In some people's eyes, that employer commitment is a vital part of what makes 401(k)s work. Given that many companies used 401(k) plans to replace pensions -- which required a huge investment from employers -- many find it only fair to expect employers to shoulder the lighter burden of additional contributions.

But that hasn't happened. Instead, dozens of companies, including Weyerhaeuser (NYSE:WY), MGM Mirage (NYSE:MGM), and Paychex (NASDAQ:PAYX), have suspended matching contributions to some or all employees' 401(k) accounts.

Pros and cons
Without the matching perk, it becomes a lot less clear whether contributing to a 401(k) is a good idea. On the plus side are these factors:

  • Tax savings. 401(k) plans give employees the biggest opportunity to earn an immediate tax break. In 2009, employees can contribute up to $16,500 -- $22,000 for those 50 or over -- and exclude it from their gross income. That can increase your tax refund by thousands of dollars.
  • Portability. When you change jobs, many employees have three options: You can keep the account with your old employer, transfer it to your new employer's 401(k) plan, or roll it over into your own personal IRA.

But 401(k)s are far from perfect. Many plans offer only high-cost investment options that you wouldn't normally pick if you had other choices. Moreover, while you do receive the upfront tax benefit, you pay the price later: When you withdraw money from your 401(k), it gets taxed at whatever your ordinary income tax rate happens to be at the time. With many expecting tax rates to rise in the future, that's not an attractive feature.
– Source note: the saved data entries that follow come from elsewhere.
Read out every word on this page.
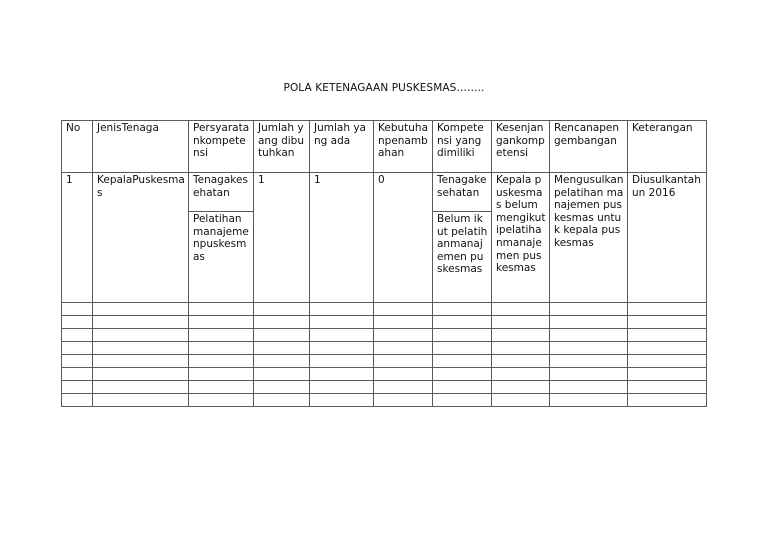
POLA KETENAGAAN PUSKESMAS……..
No	JenisTenaga	Persyaratankompetensi	Jumlah yang dibutuhkan	Jumlah yang ada	Kebutuhanpenambahan	Kompetensi yang dimiliki	Kesenjangankompetensi	Rencanapengembangan	Keterangan
1	KepalaPuskesmas	Tenagakesehatan	1	1	0	Tenagakesehatan	Kepala puskesmas belum mengikutipelatihanmanajemen puskesmas	Mengusulkanpelatihan manajemen puskesmas untuk kepala puskesmas	Diusulkantahun 2016
		Pelatihanmanajemenpuskesmas				Belum ikut pelatihanmanajemen puskesmas			
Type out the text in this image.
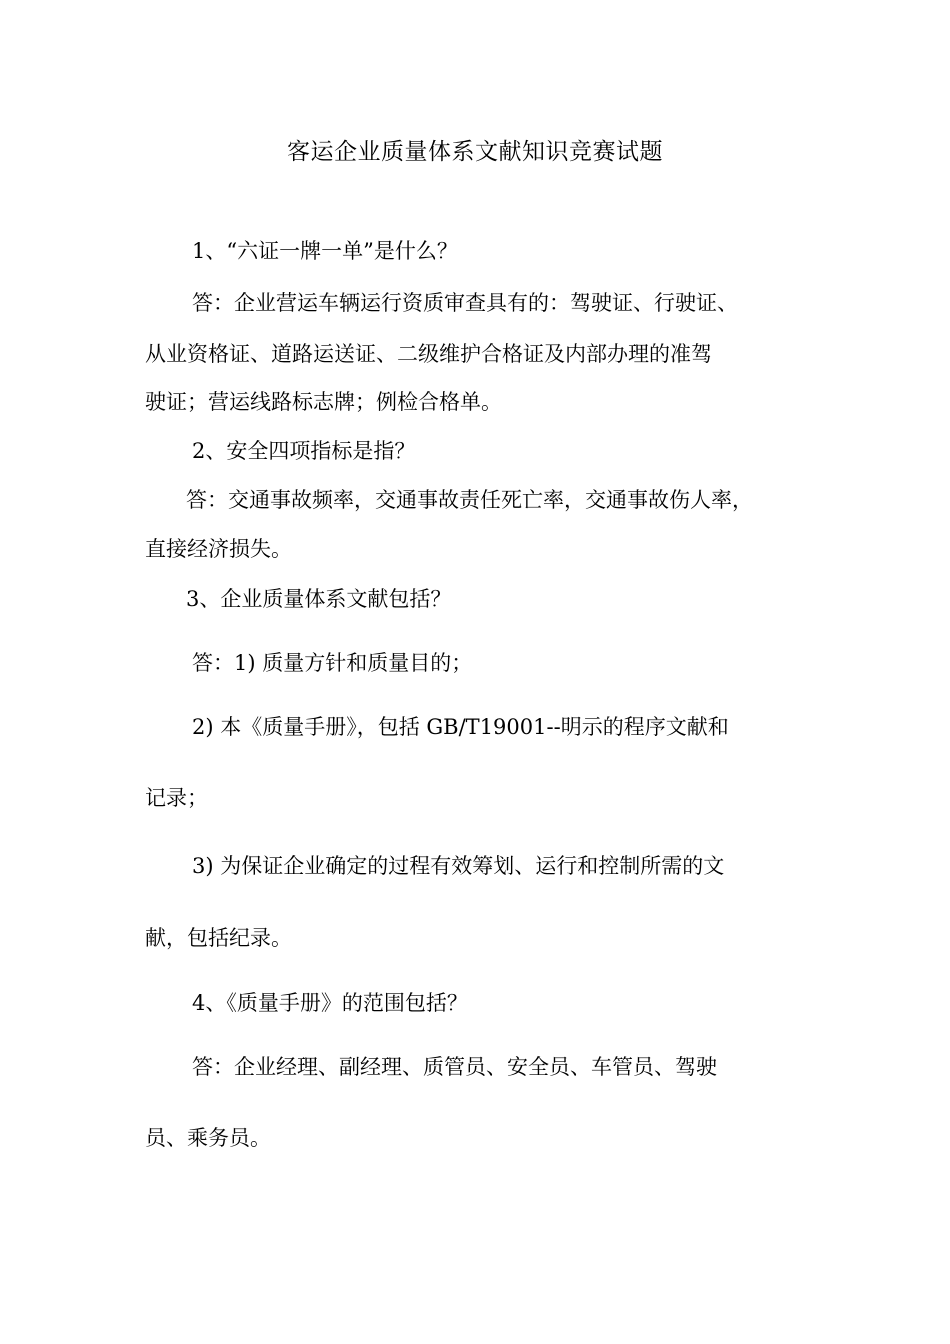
客运企业质量体系文献知识竞赛试题
1、“六证一牌一单”是什么？
答：企业营运车辆运行资质审查具有的：驾驶证、行驶证、
从业资格证、道路运送证、二级维护合格证及内部办理的准驾
驶证；营运线路标志牌；例检合格单。
2、安全四项指标是指？
答：交通事故频率，交通事故责任死亡率，交通事故伤人率，
直接经济损失。
3、企业质量体系文献包括？
答：1) 质量方针和质量目的；
2) 本《质量手册》，包括 GB/T19001--明示的程序文献和
记录；
3) 为保证企业确定的过程有效筹划、运行和控制所需的文
献，包括纪录。
4、《质量手册》的范围包括？
答：企业经理、副经理、质管员、安全员、车管员、驾驶
员、乘务员。
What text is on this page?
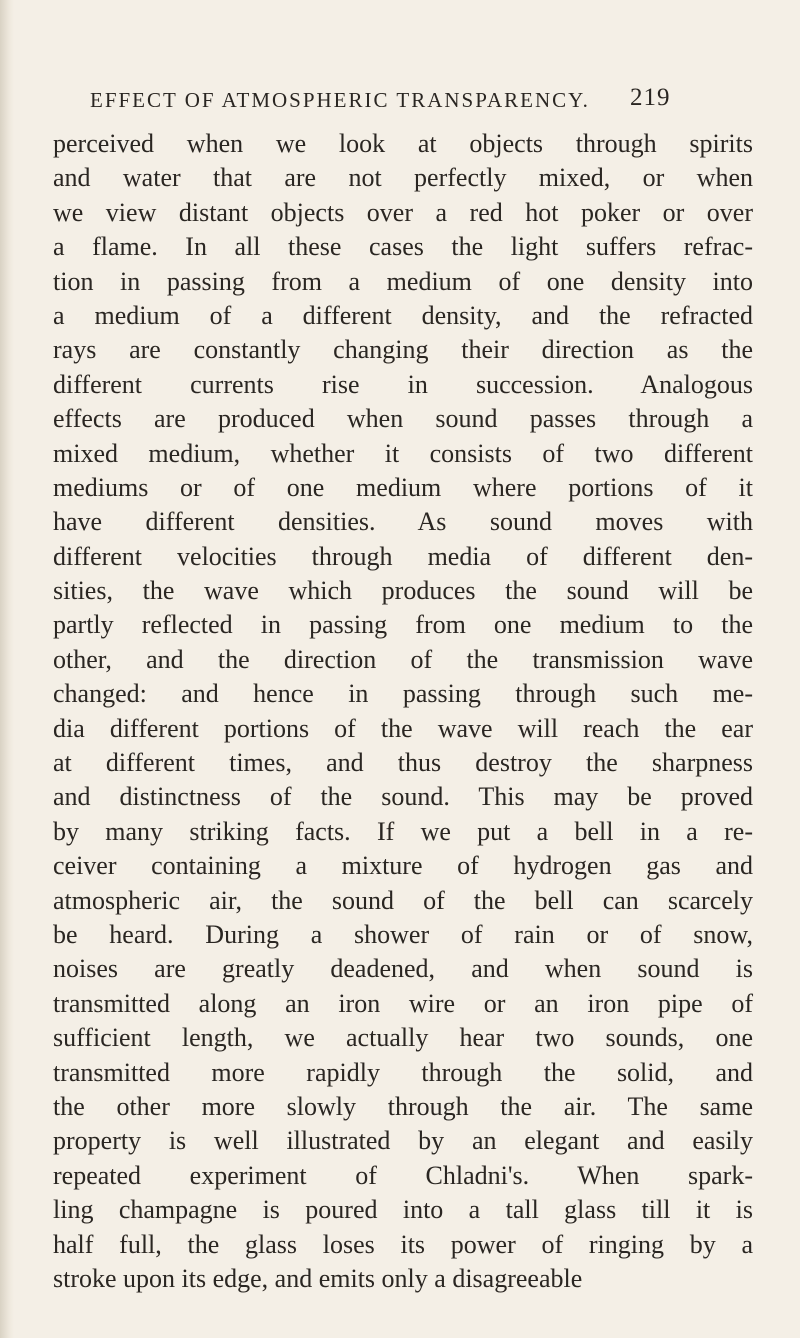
EFFECT OF ATMOSPHERIC TRANSPARENCY. 219
perceived when we look at objects through spirits
and water that are not perfectly mixed, or when
we view distant objects over a red hot poker or over
a flame. In all these cases the light suffers refrac-
tion in passing from a medium of one density into
a medium of a different density, and the refracted
rays are constantly changing their direction as the
different currents rise in succession. Analogous
effects are produced when sound passes through a
mixed medium, whether it consists of two different
mediums or of one medium where portions of it
have different densities. As sound moves with
different velocities through media of different den-
sities, the wave which produces the sound will be
partly reflected in passing from one medium to the
other, and the direction of the transmission wave
changed: and hence in passing through such me-
dia different portions of the wave will reach the ear
at different times, and thus destroy the sharpness
and distinctness of the sound. This may be proved
by many striking facts. If we put a bell in a re-
ceiver containing a mixture of hydrogen gas and
atmospheric air, the sound of the bell can scarcely
be heard. During a shower of rain or of snow,
noises are greatly deadened, and when sound is
transmitted along an iron wire or an iron pipe of
sufficient length, we actually hear two sounds, one
transmitted more rapidly through the solid, and
the other more slowly through the air. The same
property is well illustrated by an elegant and easily
repeated experiment of Chladni's. When spark-
ling champagne is poured into a tall glass till it is
half full, the glass loses its power of ringing by a
stroke upon its edge, and emits only a disagreeable
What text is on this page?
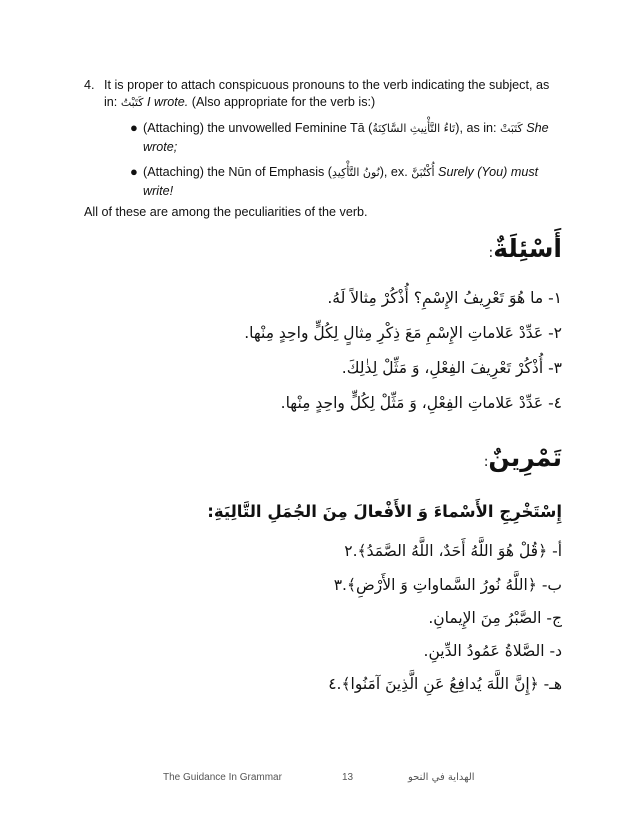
4. It is proper to attach conspicuous pronouns to the verb indicating the subject, as
in: كَتَبْتُ I wrote. (Also appropriate for the verb is:)
● (Attaching) the unvowelled Feminine Tā (تَاءُ التَّأْنِيثِ السَّاكِنَةُ), as in: كَتَبَتْ She
wrote;
● (Attaching) the Nūn of Emphasis (نُونُ التَّأْكِيدِ), ex. أُكْتُبَنَّ Surely (You) must
write!
All of these are among the peculiarities of the verb.
أَسْئِلَةٌ:
١- ما هُوَ تَعْرِيفُ الإِسْمِ؟ أُذْكُرْ مِثالاً لَهُ.
٢- عَدِّدْ عَلاماتِ الإِسْمِ مَعَ ذِكْرِ مِثالٍ لِكُلٍّ واحِدٍ مِنْها.
٣- أُذْكُرْ تَعْرِيفَ الفِعْلِ، وَ مَثِّلْ لِذٰلِكَ.
٤- عَدِّدْ عَلاماتِ الفِعْلِ، وَ مَثِّلْ لِكُلٍّ واحِدٍ مِنْها.
تَمْرِينٌ:
إِسْتَخْرِجِ الأَسْماءَ وَ الأَفْعالَ مِنَ الجُمَلِ التَّالِيَةِ:
أ- ﴿قُلْ هُوَ اللَّهُ أَحَدٌ، اللَّهُ الصَّمَدُ﴾.٢
ب- ﴿اللَّهُ نُورُ السَّماواتِ وَ الأَرْضِ﴾.٣
ج- الصَّبْرُ مِنَ الإِيمانِ.
د- الصَّلاةُ عَمُودُ الدِّينِ.
هـ- ﴿إِنَّ اللَّهَ يُدافِعُ عَنِ الَّذِينَ آمَنُوا﴾.٤
The Guidance In Grammar	13	الهداية في النحو
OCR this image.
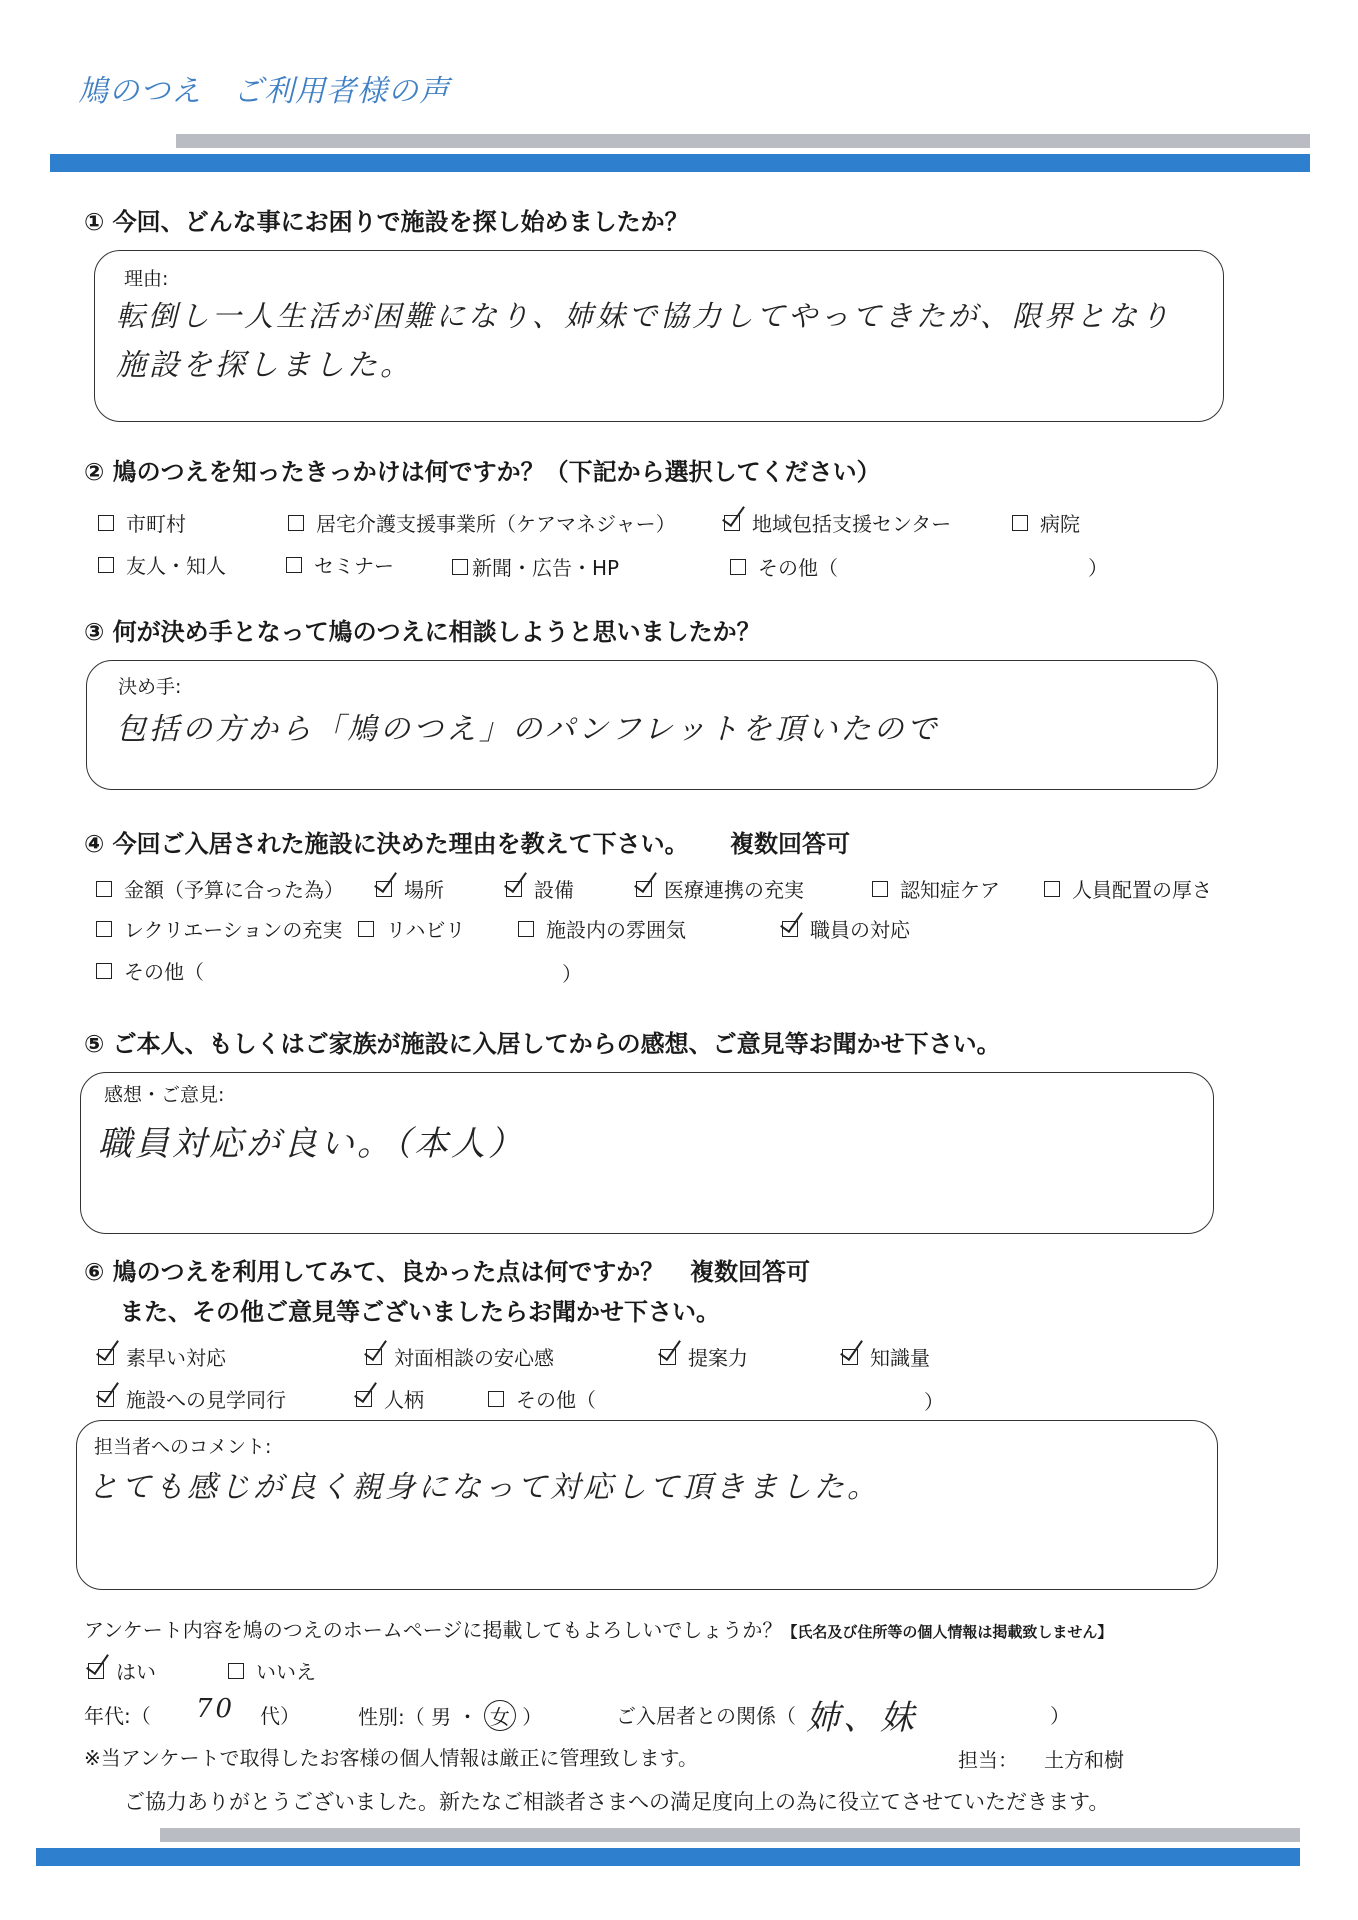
鳩のつえ　ご利用者様の声
① 今回、どんな事にお困りで施設を探し始めましたか？
理由:
転倒し一人生活が困難になり、姉妹で協力してやってきたが、限界となり
施設を探しました。
② 鳩のつえを知ったきっかけは何ですか？（下記から選択してください）
市町村	居宅介護支援事業所（ケアマネジャー）	地域包括支援センター	病院
友人・知人	セミナー	新聞・広告・HP	その他（	）
③ 何が決め手となって鳩のつえに相談しようと思いましたか？
決め手:
包括の方から「鳩のつえ」のパンフレットを頂いたので
④ 今回ご入居された施設に決めた理由を教えて下さい。 複数回答可
金額（予算に合った為）	場所	設備	医療連携の充実	認知症ケア	人員配置の厚さ
レクリエーションの充実 リハビリ	施設内の雰囲気	職員の対応
その他（	）
⑤ ご本人、もしくはご家族が施設に入居してからの感想、ご意見等お聞かせ下さい。
感想・ご意見:
職員対応が良い。（本人）
⑥ 鳩のつえを利用してみて、良かった点は何ですか？ 複数回答可
また、その他ご意見等ございましたらお聞かせ下さい。
素早い対応	対面相談の安心感	提案力	知識量
施設への見学同行	人柄	その他（	）
担当者へのコメント:
とても感じが良く親身になって対応して頂きました。
アンケート内容を鳩のつえのホームページに掲載してもよろしいでしょうか？【氏名及び住所等の個人情報は掲載致しません】
はい	いいえ
年代:（ 70 代）	性別:（ 男 ・ 女 ）	ご入居者との関係（ 姉、妹	）
※当アンケートで取得したお客様の個人情報は厳正に管理致します。	担当： 土方和樹
ご協力ありがとうございました。新たなご相談者さまへの満足度向上の為に役立てさせていただきます。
Consider your alternatives
Depending on how much money you have to save, think about these alternatives to 401(k)s:

  • Go Roth. With a Roth IRA, you trade the 401(k)'s upfront tax deduction on contributions for a lifetime of tax-free income on your Roth investments. If you plan to include big-growth prospects like Hansen Natural (NASDAQ:HANS) and Apple (NASDAQ:AAPL) in your portfolio and hold them for big gains over the years, then a Roth is the best way to max out your after-tax returns. Annual limits are lower, though -- you can contribute a maximum of only $5,000 to a Roth this year, and income limits prohibit some people from participating at all.
  • Use your regular account. Under the current tax structure, qualified dividend income gets taxed at a lower rate, as do long-term capital gains. So while you'll still pay some tax on shares of PepsiCo (NYSE:PEP), Johnson & Johnson (NYSE:JNJ), and any other dividend-paying stocks you own in your regular taxable brokerage account, the tax burden won't be as bad as it might otherwise be -- and you won't have to worry about locking up that money until you retire. Especially if you see a decent possibility of money troubles ahead, you certainly don't want to have to pay a 10% penalty to withdraw money from a 401(k).

It's unfortunate that so many employers have taken away one of the best features of the 401(k). If you're lucky enough to still have matching contributions available to you, then the free money they represent is often enough to outweigh their problems. For many, though, it's time to take a hard look at whether you'll do better saving your money elsewhere.